Q: Which type of project generates the most yield for investors and why?

A: Over the last five to 10 years, demand has allowed residential prices to grow much faster than inflation reaching double-digit growth in many years over that span of time. Even though Mexico City, in particular, has experienced this fast growth, prices per square meter are still below other comparable metropolitan areas in Latin America. Considering the existing strong demand, Cobra believes there is still enough room to continue experiencing this type of appreciation over the next years. Our partnership with Global Businesses Inc. has allowed us to control the construction process in multiple sites at the same time while maintaining costs and benefits from the economies of scale that larger projects are able to capture.

Cobra also uses a very analytical approach for the commercialization of our units which allows us to pre-sale an important percentage of our projects before construction completion, allowing us to provide higher returns than originally expected. 

Q: What characteristics do you take into consideration when choosing the projects in which you will participate?

A: We conduct a deep analysis of the submarket dynamics to understand absorption rates, price appreciation and supply and demand imbalance, which help us to determine the range of land prices for each submarket. We then use all this information to design the units based on the most desirable characteristics such as size, number of bedrooms, bathrooms and parking spaces, among others.

Q: What are the most pressing concerns that investors have regarding the Mexican real estate market?

A: Investors are typically concerned about the exchange rate and the country’s political stability. Residential real estate is denominated in Mexican pesos but price appreciation has historically allowed this type of investments to partially compensate the exchange rate risk. Also, the short duration of projects that Cobra pursues allows us to reduce this risk when compared with other projects with longer durations.

Q: Though Cobra Development Fund specializes in projects in Mexico City and its metropolitan area, what opportunities do other fast-growing locations offer, such as Merida or even Monterrey?

A: Each market has unique dynamics and to evaluate opportunities we will use the same analytical approach. In the future we might evaluate opportunities in other markets where we are able to replicate our successful strategy, but for the time being we still see a lot of opportunities in Mexico City. Currently, we have new projects in the Narvarte, Anahuac, Cuauhtemoc, Portales and Las Aguilas neighborhoods.

Q: How can real estate developers and funds work together to boost the development of sustainable projects and buildings?

A: Nowadays, sustainability is a concept that has become an integral part of new real estate developments. Projects need to incorporate sustainability elements from the conceptual and design phases to include energy efficient materials in painting, lighting and insulation; solar panels, drain water recovery systems, use of energy efficient appliances and HVAC, among others. Projects also need to incorporate other features that help reduce the use of water, electricity and motor vehicles by providing spaces for bicycles and access to public transportation. 

Q: What strategies can the real estate sector implement to ensure the industry can ride out of the current sanitary emergency?

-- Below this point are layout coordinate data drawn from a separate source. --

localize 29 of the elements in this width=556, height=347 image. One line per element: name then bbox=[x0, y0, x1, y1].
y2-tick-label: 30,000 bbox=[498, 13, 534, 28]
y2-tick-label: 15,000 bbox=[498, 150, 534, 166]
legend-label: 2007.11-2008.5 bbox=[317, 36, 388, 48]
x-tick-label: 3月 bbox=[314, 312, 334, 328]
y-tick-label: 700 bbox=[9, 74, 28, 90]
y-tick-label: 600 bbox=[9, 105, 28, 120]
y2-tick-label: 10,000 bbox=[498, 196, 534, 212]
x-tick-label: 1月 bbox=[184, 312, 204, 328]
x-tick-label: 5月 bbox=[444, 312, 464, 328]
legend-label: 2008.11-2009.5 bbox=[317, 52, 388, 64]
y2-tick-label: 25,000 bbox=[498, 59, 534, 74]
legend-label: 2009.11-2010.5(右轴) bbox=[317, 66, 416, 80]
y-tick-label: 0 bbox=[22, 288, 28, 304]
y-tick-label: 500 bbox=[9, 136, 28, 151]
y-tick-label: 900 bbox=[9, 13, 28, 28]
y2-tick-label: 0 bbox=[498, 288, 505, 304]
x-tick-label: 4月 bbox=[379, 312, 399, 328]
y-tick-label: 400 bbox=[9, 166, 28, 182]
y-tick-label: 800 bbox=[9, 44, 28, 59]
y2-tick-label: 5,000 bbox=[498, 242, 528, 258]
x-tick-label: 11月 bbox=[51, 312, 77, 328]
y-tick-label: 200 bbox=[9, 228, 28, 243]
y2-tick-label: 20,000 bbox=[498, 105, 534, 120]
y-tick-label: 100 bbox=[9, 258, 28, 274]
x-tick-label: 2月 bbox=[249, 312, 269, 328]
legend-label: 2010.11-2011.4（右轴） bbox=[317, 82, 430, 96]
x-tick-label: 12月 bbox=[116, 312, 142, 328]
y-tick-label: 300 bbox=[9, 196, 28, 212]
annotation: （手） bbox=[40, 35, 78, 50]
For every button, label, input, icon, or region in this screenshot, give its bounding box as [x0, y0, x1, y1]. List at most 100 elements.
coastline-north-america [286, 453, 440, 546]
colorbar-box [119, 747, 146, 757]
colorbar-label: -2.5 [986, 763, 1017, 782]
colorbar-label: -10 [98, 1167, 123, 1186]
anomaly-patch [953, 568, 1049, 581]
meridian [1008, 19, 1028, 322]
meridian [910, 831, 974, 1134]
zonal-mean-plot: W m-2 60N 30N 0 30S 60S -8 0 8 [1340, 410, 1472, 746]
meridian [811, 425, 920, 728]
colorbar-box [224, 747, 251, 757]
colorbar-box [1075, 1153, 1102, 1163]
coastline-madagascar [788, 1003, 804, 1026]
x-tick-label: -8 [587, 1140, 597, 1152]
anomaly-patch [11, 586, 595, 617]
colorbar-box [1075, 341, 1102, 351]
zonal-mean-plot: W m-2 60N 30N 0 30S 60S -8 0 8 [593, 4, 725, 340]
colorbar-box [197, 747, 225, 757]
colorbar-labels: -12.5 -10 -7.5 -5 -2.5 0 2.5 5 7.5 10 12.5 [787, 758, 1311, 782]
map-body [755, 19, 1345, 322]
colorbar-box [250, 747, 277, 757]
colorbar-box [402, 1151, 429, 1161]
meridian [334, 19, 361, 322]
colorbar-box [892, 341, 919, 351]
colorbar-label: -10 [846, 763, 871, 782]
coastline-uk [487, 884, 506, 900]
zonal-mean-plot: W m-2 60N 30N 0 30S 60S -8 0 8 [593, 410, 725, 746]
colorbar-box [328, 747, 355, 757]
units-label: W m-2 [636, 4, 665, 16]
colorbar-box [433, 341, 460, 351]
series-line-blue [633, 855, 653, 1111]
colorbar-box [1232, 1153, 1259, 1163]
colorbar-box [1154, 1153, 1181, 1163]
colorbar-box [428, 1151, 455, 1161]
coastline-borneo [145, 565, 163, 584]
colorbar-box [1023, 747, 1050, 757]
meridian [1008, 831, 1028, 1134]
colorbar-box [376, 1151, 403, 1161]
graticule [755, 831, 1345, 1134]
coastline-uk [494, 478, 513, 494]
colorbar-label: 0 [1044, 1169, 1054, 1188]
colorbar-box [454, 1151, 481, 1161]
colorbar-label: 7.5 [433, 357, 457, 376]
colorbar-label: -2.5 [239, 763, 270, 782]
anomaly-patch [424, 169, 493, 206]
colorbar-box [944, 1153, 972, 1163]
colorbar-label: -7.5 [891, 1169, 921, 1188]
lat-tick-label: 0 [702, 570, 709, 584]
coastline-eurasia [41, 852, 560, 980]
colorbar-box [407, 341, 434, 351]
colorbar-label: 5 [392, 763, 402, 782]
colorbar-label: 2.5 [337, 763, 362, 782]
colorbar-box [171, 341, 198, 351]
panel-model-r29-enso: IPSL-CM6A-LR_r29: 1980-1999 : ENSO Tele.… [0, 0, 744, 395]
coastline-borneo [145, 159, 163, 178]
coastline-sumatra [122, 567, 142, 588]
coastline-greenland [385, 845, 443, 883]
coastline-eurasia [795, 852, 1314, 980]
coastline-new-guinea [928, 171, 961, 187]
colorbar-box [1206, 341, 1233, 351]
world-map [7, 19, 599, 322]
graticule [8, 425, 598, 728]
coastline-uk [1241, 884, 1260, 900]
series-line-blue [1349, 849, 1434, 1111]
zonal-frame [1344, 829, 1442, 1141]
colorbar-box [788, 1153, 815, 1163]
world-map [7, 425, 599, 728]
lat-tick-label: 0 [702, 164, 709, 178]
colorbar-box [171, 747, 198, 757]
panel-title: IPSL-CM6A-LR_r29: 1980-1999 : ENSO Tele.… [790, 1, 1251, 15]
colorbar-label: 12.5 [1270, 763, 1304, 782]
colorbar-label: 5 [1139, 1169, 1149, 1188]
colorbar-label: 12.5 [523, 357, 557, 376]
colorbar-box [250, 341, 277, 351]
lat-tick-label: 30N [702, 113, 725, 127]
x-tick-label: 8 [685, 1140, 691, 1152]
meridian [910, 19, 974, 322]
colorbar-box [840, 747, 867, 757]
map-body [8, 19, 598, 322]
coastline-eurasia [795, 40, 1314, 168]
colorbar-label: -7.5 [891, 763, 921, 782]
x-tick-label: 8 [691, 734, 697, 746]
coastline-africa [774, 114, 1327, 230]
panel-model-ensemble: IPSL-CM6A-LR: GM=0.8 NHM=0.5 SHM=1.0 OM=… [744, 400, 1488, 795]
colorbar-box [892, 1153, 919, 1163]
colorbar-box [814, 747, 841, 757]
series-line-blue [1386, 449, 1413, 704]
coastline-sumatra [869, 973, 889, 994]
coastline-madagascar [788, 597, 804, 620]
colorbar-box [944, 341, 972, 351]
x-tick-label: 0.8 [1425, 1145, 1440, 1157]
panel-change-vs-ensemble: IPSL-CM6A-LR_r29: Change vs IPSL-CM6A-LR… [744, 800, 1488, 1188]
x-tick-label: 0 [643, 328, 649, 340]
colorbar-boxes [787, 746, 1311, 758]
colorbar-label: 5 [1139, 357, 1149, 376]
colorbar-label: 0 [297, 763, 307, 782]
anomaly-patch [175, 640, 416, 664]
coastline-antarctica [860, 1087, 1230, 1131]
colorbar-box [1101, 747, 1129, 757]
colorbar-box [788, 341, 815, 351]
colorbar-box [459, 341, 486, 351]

A: Real estate development and construction in particular are industries that drive economic growth and recovery. After the crisis, these industries will be key to reactivate the economy around the world.  Governments should provide support to facilitate the activation of these sectors by speeding up the processes to obtain permits and licenses, as well as financing programs that allow developers to reactivate current projects as fast as possible.

In particular real estate developers should continue evaluating opportunities and be ready to act as soon as the crisis is over. The world has changed and it is important for developers to assess new trends and requirements that could eventually lead to new formats of office space, retail and so on. This is a time when innovation in the real estate sector should allow developers to be at the forefront of the recovery.